Kontakte's instrumentals slightly miss their mark.

Released Apr 18th, 2011 via Drifting Falling / By Ben Wood
Kontakte - We Move Through Negative Spaces (Drifting Falling) Kontakte is a great name for a band whose debut album was called Soundtracks to Lost Road Movies. It has echoes of the krautrock greats, and sci-fi epics like 2001: A Space Odyssey and Solaris. However, that’s where the praise must end.

We Move Through Negative Spaces is competently put-together, overproduced and utterly generic soundtrack fodder. All its pretty-well interchangeable tracks would fit unnoticed into the background as the chiselled hero of a straight-to-DVD thriller walked the city streets at night, wondering why life has to be so complicated and yet so beautiful, man…
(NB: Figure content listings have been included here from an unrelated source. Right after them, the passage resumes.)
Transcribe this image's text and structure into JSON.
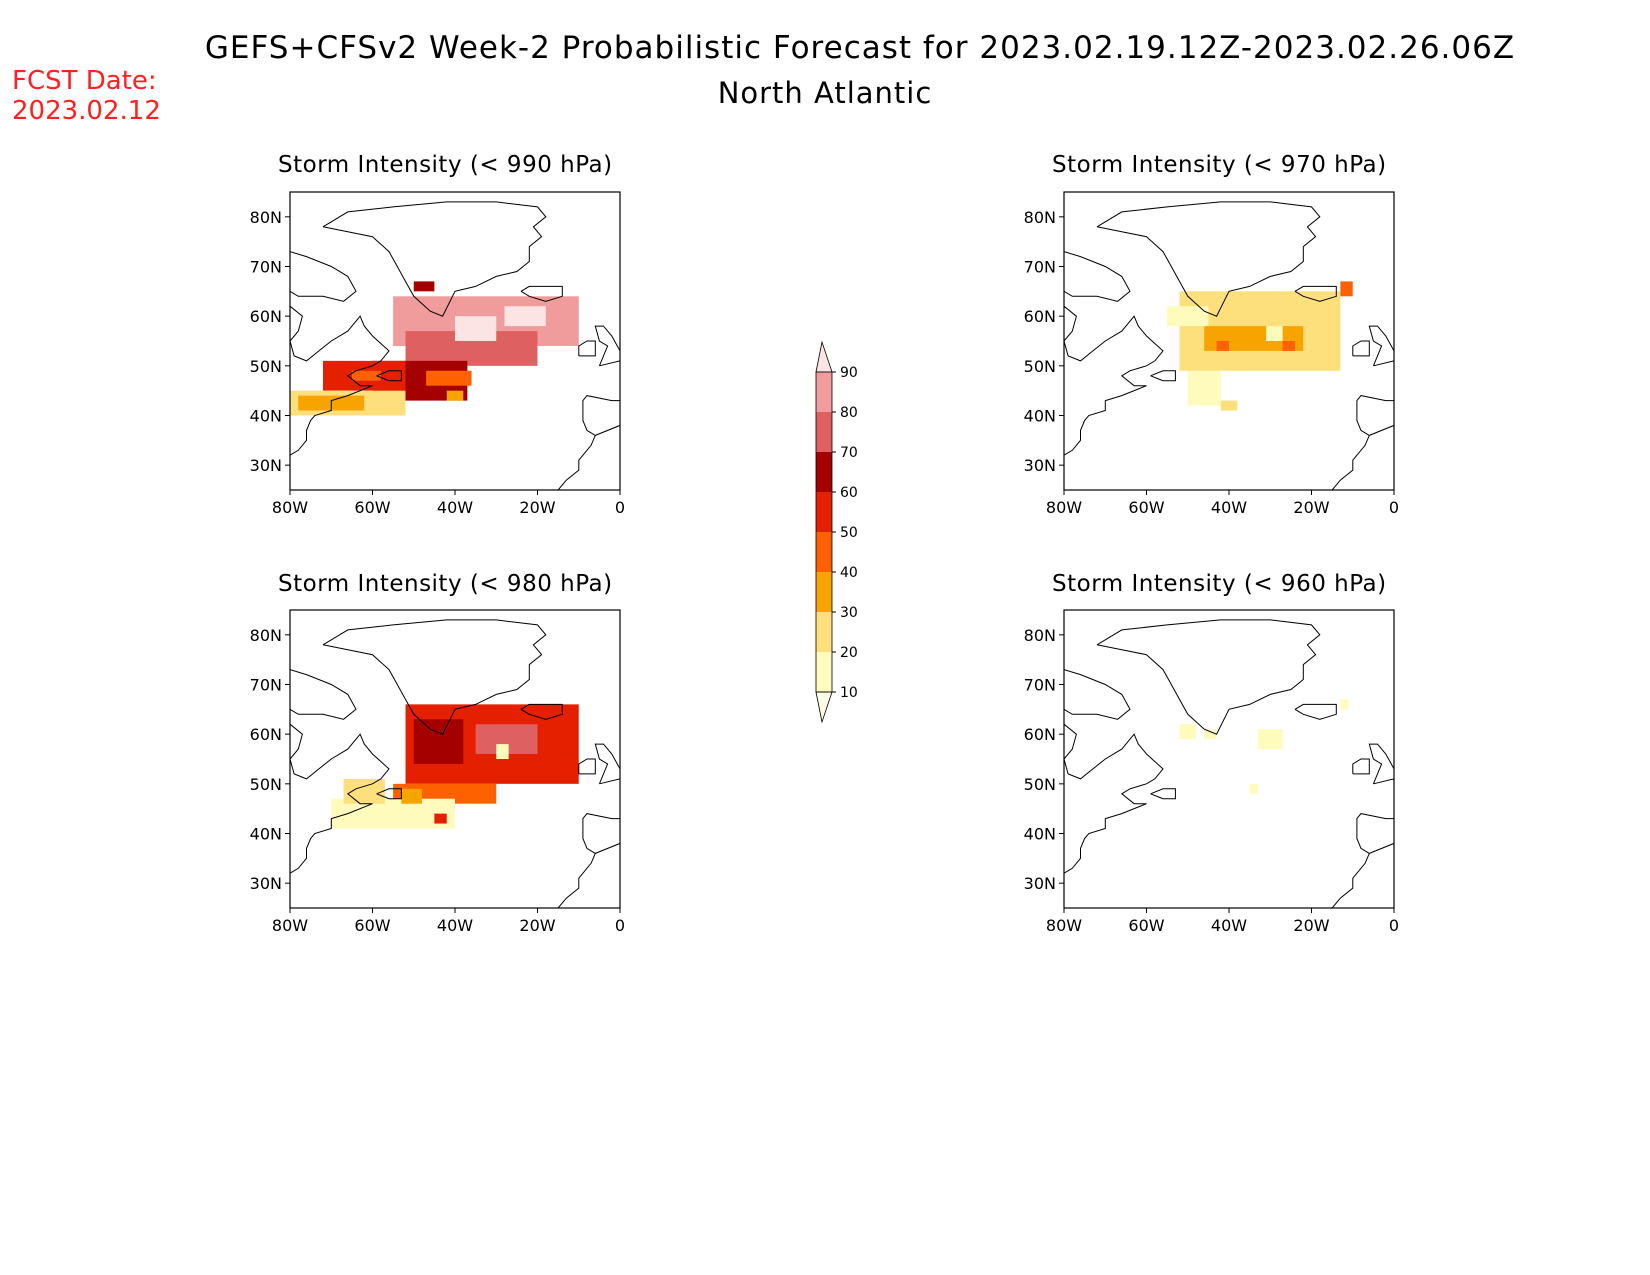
{
  "header": {
    "title": "GEFS+CFSv2 Week-2 Probabilistic Forecast for 2023.02.19.12Z-2023.02.26.06Z",
    "region": "North Atlantic",
    "fcst_label": "FCST Date:",
    "fcst_date": "2023.02.12"
  },
  "axes": {
    "lat_ticks": [
      "80N",
      "70N",
      "60N",
      "50N",
      "40N",
      "30N"
    ],
    "lon_ticks": [
      "80W",
      "60W",
      "40W",
      "20W",
      "0"
    ]
  },
  "panels": [
    {
      "id": "p990",
      "title": "Storm Intensity (< 990 hPa)"
    },
    {
      "id": "p970",
      "title": "Storm Intensity (< 970 hPa)"
    },
    {
      "id": "p980",
      "title": "Storm Intensity (< 980 hPa)"
    },
    {
      "id": "p960",
      "title": "Storm Intensity (< 960 hPa)"
    }
  ],
  "colorbar": {
    "levels": [
      "10",
      "20",
      "30",
      "40",
      "50",
      "60",
      "70",
      "80",
      "90"
    ],
    "colors": [
      "#fffbbd",
      "#fde07c",
      "#f7a300",
      "#fe6200",
      "#e52000",
      "#a40000",
      "#df6060",
      "#f19c9c",
      "#fde4e4"
    ]
  }
}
These tunes, with hackneyed titles like 'A Snowflake in Her Hand', are supposed to be emotionally affecting, but left me utterly unmoved. It sounds like it was created by a computer program, to a formula, without the intervention of human hand or heart.
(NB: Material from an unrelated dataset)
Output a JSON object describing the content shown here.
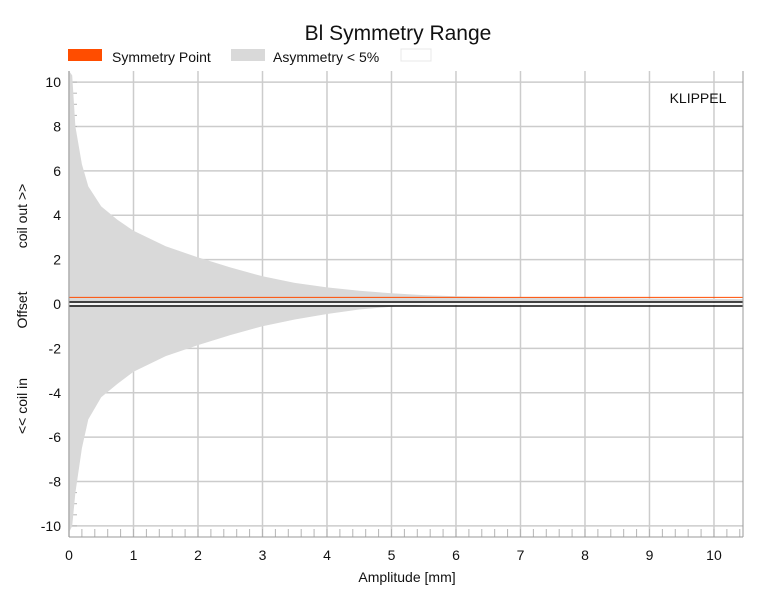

Each track seems to follow the same formula: quiet ambient intro, then chiming guitar patterns, followed by just enough static and breakbeats to hint at modernity, and maybe a touch of piano. All items then circle pointlessly, never doing anything remotely interesting, and outstay their welcome by several minutes.

This critic can see the point of Tortoise, with their fondness for jazziness and subtlety, but most of the epic side of post-rock seems to involve bleedin’ obvious quiet-loud-quiet-loud dynamics that go nowhere, while denying listeners the joys of melody, songcraft or interesting arrangements.

If you want something subtle and atmospheric, there are loads of great ambient acts out there. If you want something epic, emotional and moving, there are centuries-worth of great classical composers to explore. Don’t waste your time on this insipid muzak.